Roth Benefits as Noted by the WSJ

  • Roth 401(k)s provide Roth access. Many savers can’t contribute to Roth IRAs because their income is too high or else don’t because “backdoor” Roth contributions would be complex and partly taxable. In addition, current Roth IRA contributions are limited to $6,500 per year, plus $1,000 more for savers age 50 and older. Savers with Roth 401(k)s can typically put in much more.
  • Roth benefits can cascade. Tax-free Roth withdrawals don’t count as income, so they don’t leave taxpayers more susceptible to means-tested Medicare surcharges called IRMAA or the 3.8% net investment income tax.
  • Roth contributions start the five-year clock. To withdraw tax-free Roth earnings without penalty, the saver must be at least 59 ½ and have held the account for five years in many cases. Even a small amount in a Roth account can start that five-year clock running.
  • Roth accounts can be better than taxable investment accounts. Among the reasons: Payments of earnings in investment accounts (such as dividends or interest) are taxable, while they are tax-free in Roth accounts. If someone sells assets in an investment account before death, the net gain is taxable—unlike in Roths. Also, Roth IRA and 401(k) owners can pull out their own contributions tax-free without penalty even before five years, although with 401(k)s the employer also has to allow these payouts.
  • Roth accounts are better for heirs. Many nonspouse heirs of IRAs and 401(k)s whose owners died after 2019 must drain the accounts within 10 years of the owner’s death. However, heirs of traditional IRAs or 401(k)s often must make taxable withdrawals for each of those 10 years. Heirs of Roth accounts can wait until the end to withdraw.

Mish Comments

It’s not just the wealthy who can benefit from Roth IRAs.

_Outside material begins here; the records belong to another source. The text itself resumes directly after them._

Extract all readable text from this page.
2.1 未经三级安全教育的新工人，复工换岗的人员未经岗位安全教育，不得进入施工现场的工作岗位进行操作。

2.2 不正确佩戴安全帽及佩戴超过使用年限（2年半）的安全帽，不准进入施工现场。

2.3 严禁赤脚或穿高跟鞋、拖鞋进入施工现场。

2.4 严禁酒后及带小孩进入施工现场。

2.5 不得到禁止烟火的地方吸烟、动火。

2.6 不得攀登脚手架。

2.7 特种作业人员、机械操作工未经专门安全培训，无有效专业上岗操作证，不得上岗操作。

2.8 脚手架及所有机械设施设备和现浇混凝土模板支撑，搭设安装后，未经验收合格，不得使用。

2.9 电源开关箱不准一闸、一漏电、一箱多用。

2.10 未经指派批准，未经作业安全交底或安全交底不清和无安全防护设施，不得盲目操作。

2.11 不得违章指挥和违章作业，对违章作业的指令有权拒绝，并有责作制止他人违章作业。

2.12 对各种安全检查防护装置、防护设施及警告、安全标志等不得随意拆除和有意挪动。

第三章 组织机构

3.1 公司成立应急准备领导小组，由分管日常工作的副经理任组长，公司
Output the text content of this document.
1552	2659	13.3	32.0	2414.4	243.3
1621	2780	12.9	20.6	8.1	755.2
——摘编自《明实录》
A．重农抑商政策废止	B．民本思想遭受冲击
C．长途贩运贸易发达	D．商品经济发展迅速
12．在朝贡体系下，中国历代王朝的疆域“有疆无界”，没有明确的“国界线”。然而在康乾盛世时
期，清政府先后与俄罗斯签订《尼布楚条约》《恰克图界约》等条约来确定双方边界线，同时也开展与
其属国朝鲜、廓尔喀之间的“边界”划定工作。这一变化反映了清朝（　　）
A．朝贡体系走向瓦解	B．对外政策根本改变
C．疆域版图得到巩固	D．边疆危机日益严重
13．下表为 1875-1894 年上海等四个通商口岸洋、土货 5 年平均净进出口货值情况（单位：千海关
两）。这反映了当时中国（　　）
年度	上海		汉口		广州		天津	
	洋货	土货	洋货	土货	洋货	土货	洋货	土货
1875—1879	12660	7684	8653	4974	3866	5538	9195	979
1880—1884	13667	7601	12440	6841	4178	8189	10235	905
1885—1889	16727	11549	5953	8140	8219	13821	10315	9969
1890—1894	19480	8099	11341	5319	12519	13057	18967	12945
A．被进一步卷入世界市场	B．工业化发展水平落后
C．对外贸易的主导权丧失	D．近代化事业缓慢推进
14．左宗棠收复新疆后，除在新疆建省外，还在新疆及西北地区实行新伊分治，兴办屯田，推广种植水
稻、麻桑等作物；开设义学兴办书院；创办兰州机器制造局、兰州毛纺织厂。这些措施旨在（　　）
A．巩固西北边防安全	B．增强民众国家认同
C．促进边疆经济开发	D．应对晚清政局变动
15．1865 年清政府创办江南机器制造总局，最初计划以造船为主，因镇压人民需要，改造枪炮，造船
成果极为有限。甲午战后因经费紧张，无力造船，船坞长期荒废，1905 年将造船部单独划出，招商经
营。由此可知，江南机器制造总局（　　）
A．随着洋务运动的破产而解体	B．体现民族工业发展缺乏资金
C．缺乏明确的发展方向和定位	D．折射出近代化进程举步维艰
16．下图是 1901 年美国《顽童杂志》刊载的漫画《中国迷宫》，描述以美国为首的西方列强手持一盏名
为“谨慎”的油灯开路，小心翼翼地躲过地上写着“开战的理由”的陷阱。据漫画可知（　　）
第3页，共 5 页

But it greatly matters what you put into them. There was no discussion of this key point by the WSJ.

Suppose you have a strategy of stocks and bonds including some speculative stocks. Of that group, It’s the speculative assets that are most appropriate for a Roth.

If you hit a home run on a $50,000 investment that turns into $5,000,000, you only pay upfront taxes on that $50,000. Then, $5,000,000 is tax free at age 59 and a half. That same amount in an IRA is taxed as ordinary income when you withdraw the money.

If you have both taxable accounts and regular IRAs, also think about where you want the risk. This decision is more complicated because we do not know what capital gains laws will be in the future, or far that matter what the income tax rates will be. But we can say that home runs, although deferred in a regular IRA, will be taxed on the full amount, as income, not at long-term capital gains.

The point of this discussion is not to encourage speculation. Rather, it’s to suggest that if you have speculative assets, to consider putting those assets into a Roth if you can.

It’s not just wildly speculative assets either. If you are an active trader of anything, say energy, and are doing well with it, the cumulative gains of successful timing are likely much better off in a Roth.

Given the 5-year clock, its’ best to get that Roth funded with at least a minimal amount by the age of 54.

Finally, timing matters. For those converting from regular IRAs to Roth IRAs, it best to do so on major dips . So there is a lot to think about here.

Not Investment or Tax Advice

This is not investment advice or tax advice.

Instead, think of the WSJ article and my comments on the article as a starting point for discussion with your tax advisor.